L'AQUILA. La segreteria regionale dello Sdi insiste per un'azione politica «concertata ed incisiva» per il reperimento di risorse finanziarie necessarie alla realizzazione di opere pubbliche in territorio abruzzese.
Lo ribadisce l'esecutivo regionale del partito, presieduto da Lelio De Santis. Le opere pubbliche a cui si fa riferimento riguardano la messa in sicurezza della galleria del Gran Sasso, il raddoppio della ss 17, la sistemazione della Subequana e la superstrada del Liri, per le quali, «il governo Berlusconi aveva previsto un finanziamento di 23 miliardi di euro contro i 3,5 disponibili attualmente».

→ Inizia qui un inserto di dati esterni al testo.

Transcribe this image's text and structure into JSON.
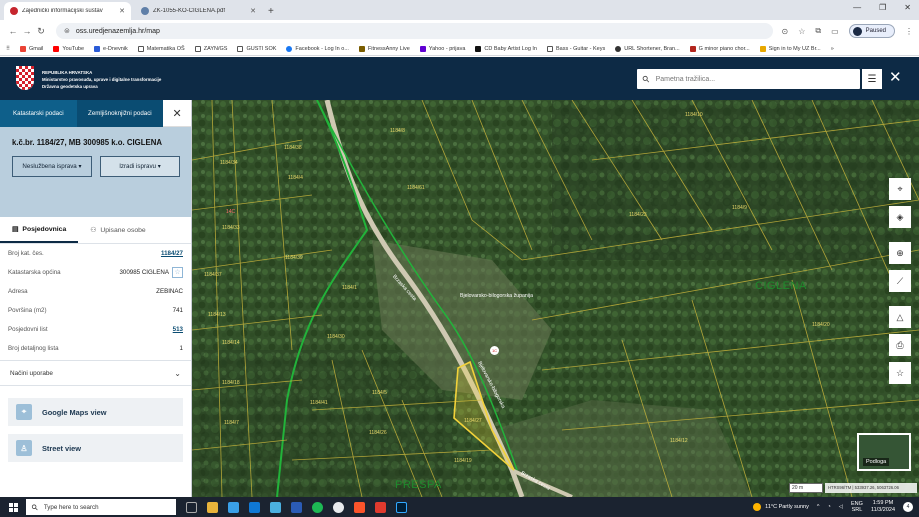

«Dopo l'incontro di giorni fa con il ministro Di Pietro che aveva suscitato interesse e mobilitato le istituzioni nella segnalazione di opere urgenti nei diversi territori», ha sottolineato De Santis, «lo stop alla realizzazione di queste grandi opere, già in itinere o iniziate, sarebbe un colpo mortale per la nostra economia ed un altro colpo alla credibilità delle istituzioni e della politica». Lo Sdi auspica quindi «una corale assunzione di responsabilità di tutte le forze politiche, utile ed apprezzata certamente più di quella che esse mettono in campo quando difendono ingiustificati privilegi».
UDEUR. Critiche dal segretario regionale dell'Udeur Liberato Aceto alla «corsa smodata di tanti colleghi consiglieri» per rivendicare «meriti impropri nella vicenda del varo della manovra finanziaria». Per Aceto si tratta di «uno spettacolo malinconico».